Mark Blumberg

Professor
Department Chair, Psychological and Brain Sciences
University of Iowa Distinguished Chair
Biography

Research summary

Developmental behavioral neuroscience

Sleep, like waking, is a complex phenomenon comprising fluctuations in many neural and physiological systems. When we fall asleep, our skeletal muscle loses tone, the electrical activity in our cerebral cortex (i.e., the EEG) changes, and, during active sleep, our eyes dart around and our limbs twitch. The challenge of studying infant sleep is that these various components, which have been studied extensively in adults, do not always present themselves clearly in infants. For example, the EEG of infant rats before eleven days of age does not exhibit the clearly differentiable activity upon which researchers rely so heaviliy when judging adult sleep. These and other factors mean that we must assess infant sleep on its own terms rather than judge it against an adult standard. This is a central tenet of infant research, and one that we forget at our peril.

One of the goals of our research is to identify the role that sleep plays in the development of the nervous system. We view sleep as essential to the process by which sensory and motor systems establish the topographic relations (or somatotopic maps) that make normal function possible. This process is particularly critical during early development but also continues throughout life. We believe that sleep, especially active sleep, is critical to this process because it provides a period of relative quiescence when discrete signals can be sent and received by the nervous system.

Perhaps the most interesting developmental changes in sleep and wakefulness relate to the temporal organization of these states. For example, we have documented seminal developmental changes in the temporal organization of sleep-wake bouts and are seeking to identify the neural mechanisms that underlie these developmental changes in Norway rats.

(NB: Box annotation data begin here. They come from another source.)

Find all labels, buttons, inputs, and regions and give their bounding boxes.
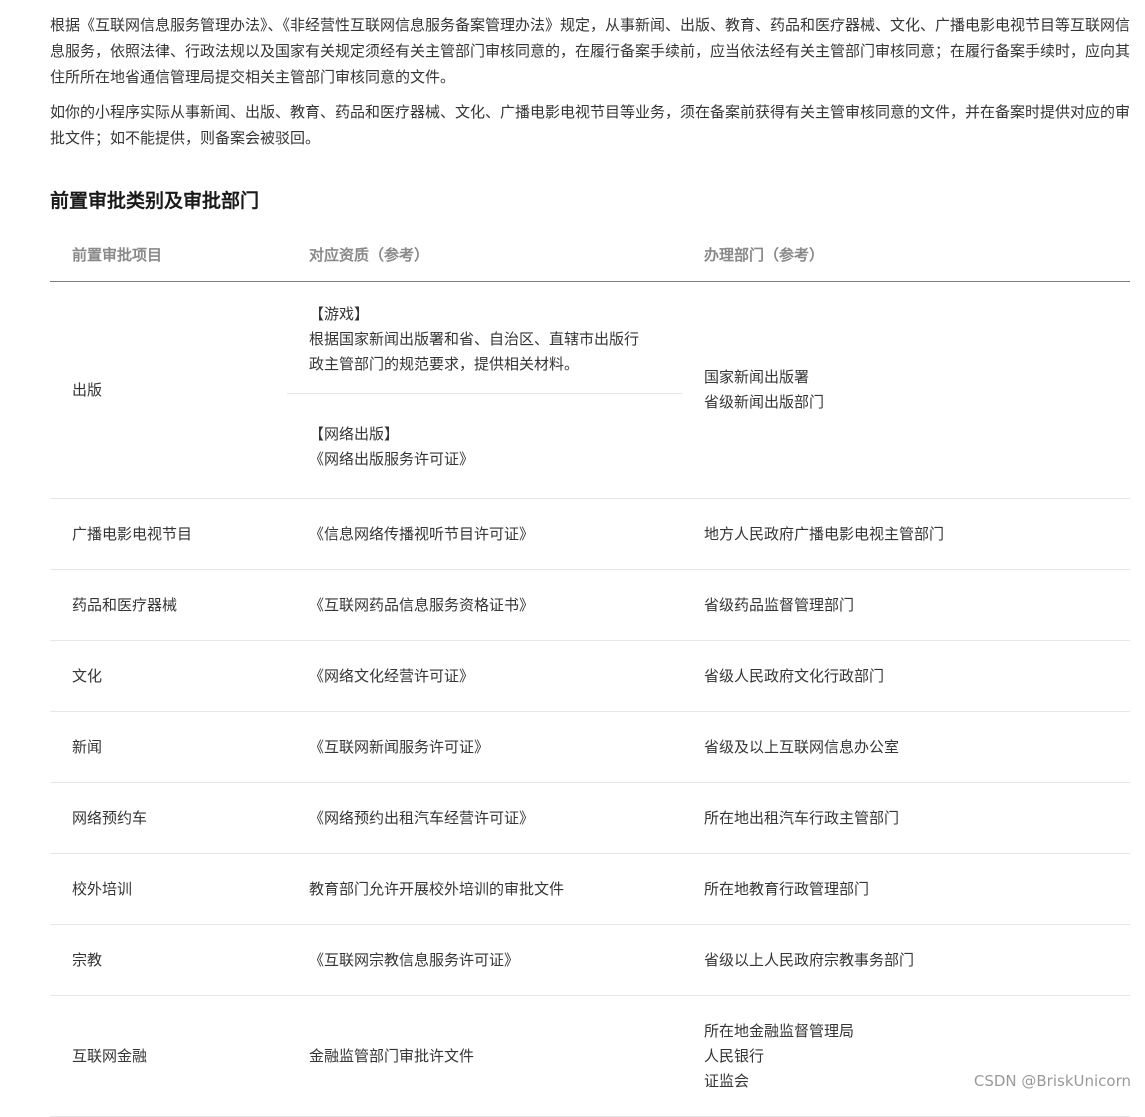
table-row-publishing: 出版 【游戏】 根据国家新闻出版署和省、自治区、直辖市出版行 政主管部门的规范要… xyxy=(50,281,1130,499)
table-header-row: 前置审批项目 对应资质（参考） 办理部门（参考） xyxy=(50,227,1130,282)
article-content: 根据《互联网信息服务管理办法》、《非经营性互联网信息服务备案管理办法》规定，从事… xyxy=(50,12,1130,1117)
game-desc-line-2: 政主管部门的规范要求，提供相关材料。 xyxy=(309,355,580,373)
section-title: 前置审批类别及审批部门 xyxy=(50,190,260,212)
table-row: 网络预约车 《网络预约出租汽车经营许可证》 所在地出租汽车行政主管部门 xyxy=(50,782,1130,854)
table-row: 广播电影电视节目 《信息网络传播视听节目许可证》 地方人民政府广播电影电视主管部… xyxy=(50,498,1130,570)
cell-department: 所在地金融监督管理局 人民银行 证监会 xyxy=(682,995,1130,1117)
cell-item: 网络预约车 xyxy=(50,782,287,854)
intro-paragraph-2: 如你的小程序实际从事新闻、出版、教育、药品和医疗器械、文化、广播电影电视节目等业… xyxy=(50,103,1131,147)
cell-item: 互联网金融 xyxy=(50,995,287,1117)
game-tag: 【游戏】 xyxy=(309,305,370,323)
table-row: 校外培训 教育部门允许开展校外培训的审批文件 所在地教育行政管理部门 xyxy=(50,853,1130,925)
cell-department: 省级及以上互联网信息办公室 xyxy=(682,711,1130,783)
table-row: 宗教 《互联网宗教信息服务许可证》 省级以上人民政府宗教事务部门 xyxy=(50,924,1130,996)
cell-item: 校外培训 xyxy=(50,853,287,925)
net-publishing-qualification: 【网络出版】 《网络出版服务许可证》 xyxy=(287,394,682,498)
header-item: 前置审批项目 xyxy=(50,227,287,282)
cell-qualification: 《互联网新闻服务许可证》 xyxy=(287,711,682,783)
dept-line-1: 所在地金融监督管理局 xyxy=(704,1021,855,1040)
cell-item: 出版 xyxy=(50,281,287,499)
cell-item: 新闻 xyxy=(50,711,287,783)
approval-table: 前置审批项目 对应资质（参考） 办理部门（参考） 出版 【游戏】 根据国家新闻出… xyxy=(50,227,1130,1117)
table-row: 药品和医疗器械 《互联网药品信息服务资格证书》 省级药品监督管理部门 xyxy=(50,569,1130,641)
cell-department: 省级药品监督管理部门 xyxy=(682,569,1130,641)
publishing-sub-cells: 【游戏】 根据国家新闻出版署和省、自治区、直辖市出版行 政主管部门的规范要求，提… xyxy=(287,282,682,498)
cell-qualification: 《网络文化经营许可证》 xyxy=(287,640,682,712)
cell-department: 所在地出租汽车行政主管部门 xyxy=(682,782,1130,854)
dept-line-2: 省级新闻出版部门 xyxy=(704,393,825,411)
cell-qualification: 《网络预约出租汽车经营许可证》 xyxy=(287,782,682,854)
cell-qualification: 《互联网宗教信息服务许可证》 xyxy=(287,924,682,996)
cell-qualification: 《互联网药品信息服务资格证书》 xyxy=(287,569,682,641)
cell-department: 所在地教育行政管理部门 xyxy=(682,853,1130,925)
cell-department: 省级人民政府文化行政部门 xyxy=(682,640,1130,712)
table-row: 新闻 《互联网新闻服务许可证》 省级及以上互联网信息办公室 xyxy=(50,711,1130,783)
cell-item: 宗教 xyxy=(50,924,287,996)
cell-item: 文化 xyxy=(50,640,287,712)
table-row-finance: 互联网金融 金融监管部门审批许文件 所在地金融监督管理局 人民银行 证监会 xyxy=(50,995,1130,1117)
dept-line-1: 国家新闻出版署 xyxy=(704,368,810,386)
dept-line-2: 人民银行 xyxy=(704,1046,765,1065)
cell-qualification: 金融监管部门审批许文件 xyxy=(287,995,682,1117)
net-desc: 《网络出版服务许可证》 xyxy=(309,450,475,468)
game-desc-line-1: 根据国家新闻出版署和省、自治区、直辖市出版行 xyxy=(309,330,640,348)
cell-department: 国家新闻出版署 省级新闻出版部门 xyxy=(682,281,1130,499)
cell-department: 省级以上人民政府宗教事务部门 xyxy=(682,924,1130,996)
cell-item: 药品和医疗器械 xyxy=(50,569,287,641)
header-qualification: 对应资质（参考） xyxy=(287,227,682,282)
table-row: 文化 《网络文化经营许可证》 省级人民政府文化行政部门 xyxy=(50,640,1130,712)
intro-paragraph-1: 根据《互联网信息服务管理办法》、《非经营性互联网信息服务备案管理办法》规定，从事… xyxy=(50,16,1131,86)
cell-department: 地方人民政府广播电影电视主管部门 xyxy=(682,498,1130,570)
cell-item: 广播电影电视节目 xyxy=(50,498,287,570)
game-qualification: 【游戏】 根据国家新闻出版署和省、自治区、直辖市出版行 政主管部门的规范要求，提… xyxy=(287,282,682,394)
cell-qualification: 教育部门允许开展校外培训的审批文件 xyxy=(287,853,682,925)
header-department: 办理部门（参考） xyxy=(682,227,1130,282)
cell-qualification: 《信息网络传播视听节目许可证》 xyxy=(287,498,682,570)
net-tag: 【网络出版】 xyxy=(309,425,400,443)
watermark: CSDN @BriskUnicorn xyxy=(973,1072,1131,1090)
cell-qualification: 【游戏】 根据国家新闻出版署和省、自治区、直辖市出版行 政主管部门的规范要求，提… xyxy=(287,281,682,499)
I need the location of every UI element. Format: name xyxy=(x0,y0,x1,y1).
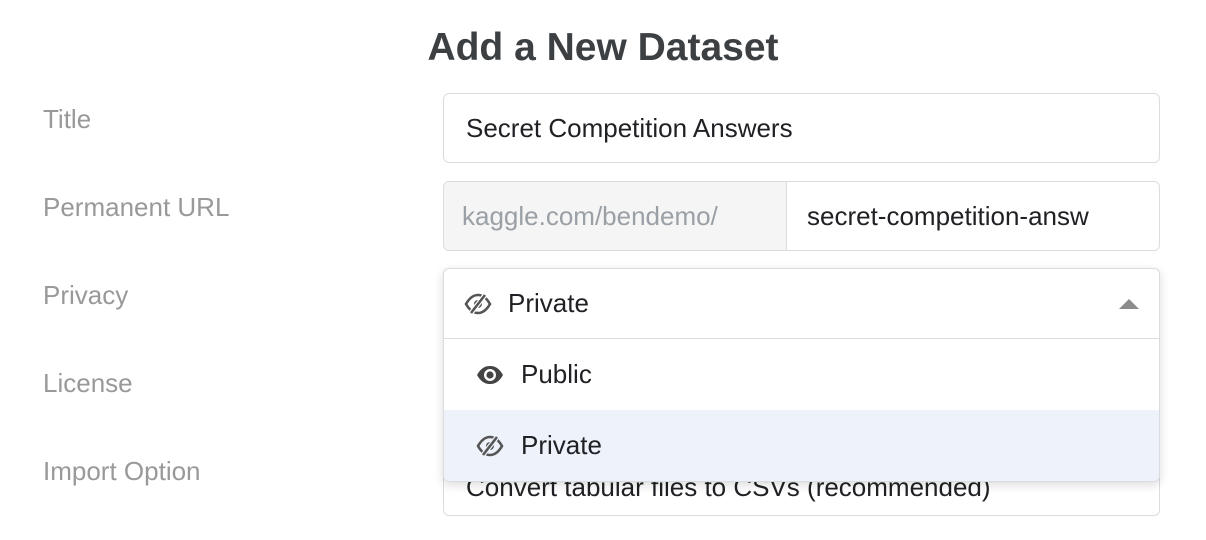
title-label: Title xyxy=(43,104,92,134)
title-input-value: Secret Competition Answers xyxy=(466,112,793,143)
eye-slash-icon xyxy=(464,292,494,316)
privacy-label: Privacy xyxy=(43,280,129,310)
import-option-label: Import Option xyxy=(43,456,201,486)
page-title: Add a New Dataset xyxy=(427,26,779,69)
url-slug-input[interactable]: secret-competition-answ xyxy=(787,182,1159,250)
caret-up-icon xyxy=(1119,299,1139,309)
url-prefix: kaggle.com/bendemo/ xyxy=(444,182,787,250)
license-label: License xyxy=(43,368,133,398)
privacy-selected-value: Private xyxy=(508,288,589,318)
eye-icon xyxy=(476,363,506,387)
privacy-select[interactable]: Private Public Private xyxy=(443,268,1160,482)
privacy-option-private-label: Private xyxy=(521,430,602,460)
permanent-url-label: Permanent URL xyxy=(43,192,230,222)
privacy-option-public[interactable]: Public xyxy=(444,339,1159,410)
permanent-url-field: kaggle.com/bendemo/ secret-competition-a… xyxy=(443,181,1160,251)
privacy-option-private[interactable]: Private xyxy=(444,410,1159,481)
eye-slash-icon xyxy=(476,434,506,458)
privacy-option-public-label: Public xyxy=(521,359,592,389)
privacy-select-toggle[interactable]: Private xyxy=(444,269,1159,339)
title-input[interactable]: Secret Competition Answers xyxy=(443,93,1160,163)
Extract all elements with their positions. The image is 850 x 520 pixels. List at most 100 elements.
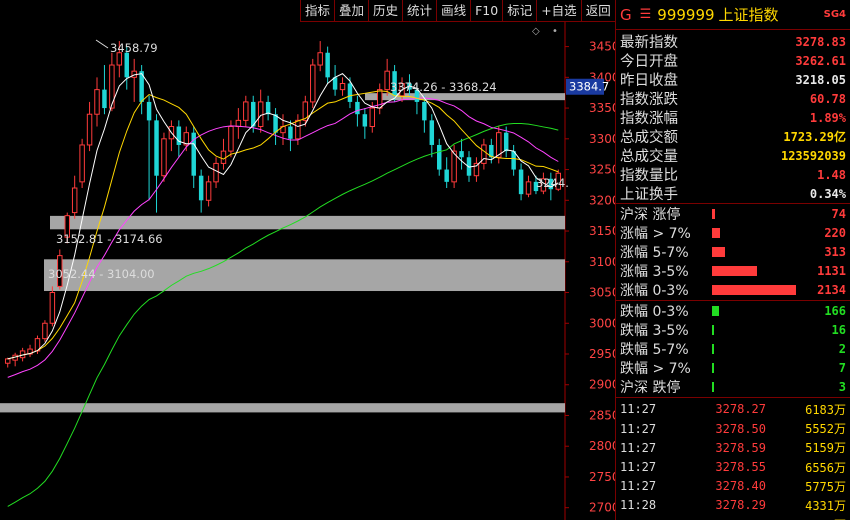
tick-volume: 5875万 [805,516,846,520]
stat-label: 指数涨幅 [620,111,678,127]
candle-body[interactable] [347,83,353,102]
tick-row[interactable]: 11:27 3278.40 5775万 [616,477,850,496]
candle-body[interactable] [355,101,360,115]
breadth-count: 74 [831,206,846,221]
candle-body[interactable] [228,126,234,152]
candle-body[interactable] [525,181,532,195]
candle-body[interactable] [205,181,212,201]
breadth-row[interactable]: 跌幅 5-7% 2 [616,339,850,358]
diamond-icon[interactable]: ◇ [532,26,540,37]
breadth-count: 7 [838,361,846,376]
breadth-row[interactable]: 涨幅 > 7% 220 [616,223,850,242]
f10-button[interactable]: F10 [470,0,502,22]
candle-body[interactable] [257,101,264,128]
breadth-row[interactable]: 涨幅 5-7% 313 [616,242,850,261]
candle-body[interactable] [42,322,48,340]
tick-row[interactable]: 11:27 3278.27 6183万 [616,400,850,419]
group-indicator[interactable]: G [620,6,632,24]
add-watchlist-button[interactable]: +自选 [536,0,580,22]
tick-row[interactable]: 11:28 3278.72 5875万 [616,515,850,520]
breadth-row[interactable]: 沪深 涨停 74 [616,204,850,223]
tick-volume: 6183万 [805,402,846,417]
candle-body[interactable] [102,89,107,109]
candle-body[interactable] [384,70,390,91]
overlay-button[interactable]: 叠加 [334,0,368,22]
breadth-row[interactable]: 涨幅 0-3% 2134 [616,281,850,300]
breadth-label: 跌幅 5-7% [620,341,689,358]
candle-body[interactable] [325,52,330,78]
candle-body[interactable] [429,120,435,145]
candle-body[interactable] [444,169,449,182]
gap-annotation: 3052.44 - 3104.00 [48,267,155,281]
tick-row[interactable]: 11:28 3278.29 4331万 [616,496,850,515]
breadth-row[interactable]: 跌幅 > 7% 7 [616,359,850,378]
tick-volume: 5159万 [805,441,846,456]
menu-icon[interactable]: ☰ [640,7,652,22]
candle-body[interactable] [146,101,152,121]
candle-body[interactable] [288,126,293,139]
breadth-label: 跌幅 > 7% [620,361,691,378]
tick-row[interactable]: 11:27 3278.50 5552万 [616,419,850,438]
candle-body[interactable] [220,150,227,164]
stat-value: 60.78 [809,91,846,106]
tick-time: 11:27 [620,421,657,436]
candle-body[interactable] [4,358,11,364]
breadth-row[interactable]: 跌幅 0-3% 166 [616,301,850,320]
tick-time: 11:27 [620,402,657,417]
stat-value: 3262.61 [795,53,846,68]
candle-body[interactable] [235,119,242,128]
tick-row[interactable]: 11:27 3278.55 6556万 [616,457,850,476]
candle-body[interactable] [86,113,93,146]
back-button[interactable]: 返回 [580,0,615,22]
candle-body[interactable] [518,169,524,195]
breadth-bar [712,324,714,335]
statistics-button[interactable]: 统计 [402,0,436,22]
breadth-row[interactable]: 跌幅 3-5% 16 [616,320,850,339]
stat-value: 123592039 [780,148,846,163]
chart-toolbar: 指标 叠加 历史 统计 画线 F10 标记 +自选 返回 [300,0,615,22]
breadth-bar [712,305,719,316]
stat-value: 0.34% [809,186,846,201]
breadth-bar [712,266,757,277]
candle-body[interactable] [94,89,100,115]
chart-canvas[interactable]: 3450340033503300325032003150310030503000… [0,0,615,520]
candle-body[interactable] [459,151,464,158]
candle-body[interactable] [124,52,129,78]
candle-body[interactable] [369,107,376,128]
candle-body[interactable] [213,162,219,183]
candle-body[interactable] [161,138,167,177]
candle-body[interactable] [310,64,316,103]
candle-body[interactable] [437,144,442,170]
y-tick-label: 2800 [589,439,615,453]
candle-body[interactable] [317,52,323,66]
mark-button[interactable]: 标记 [502,0,536,22]
breadth-bar [712,285,796,296]
candle-body[interactable] [198,175,204,201]
market-breadth: 沪深 涨停 74 涨幅 > 7% 220 涨幅 5-7% 313 涨幅 3-5% 11… [616,204,850,398]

Developmental analyses can also be helpful for exploring evolutionary issues pertaining to sleep-wake organization. We are currently adopting a developmental comparative approach to understand circadian rhythmicity using nocturnal (i.e., night-active) Norway rats and diurnal (i.e., day-active) Nile grass rats. By tracking the development of sleep and wakefulness across early development and exploring their neural control, we are identifying the key components that have been evolutionarily altered to produce the phenotypes associated with these different species. Over the coming years we hope to expand this approach to different questions and species.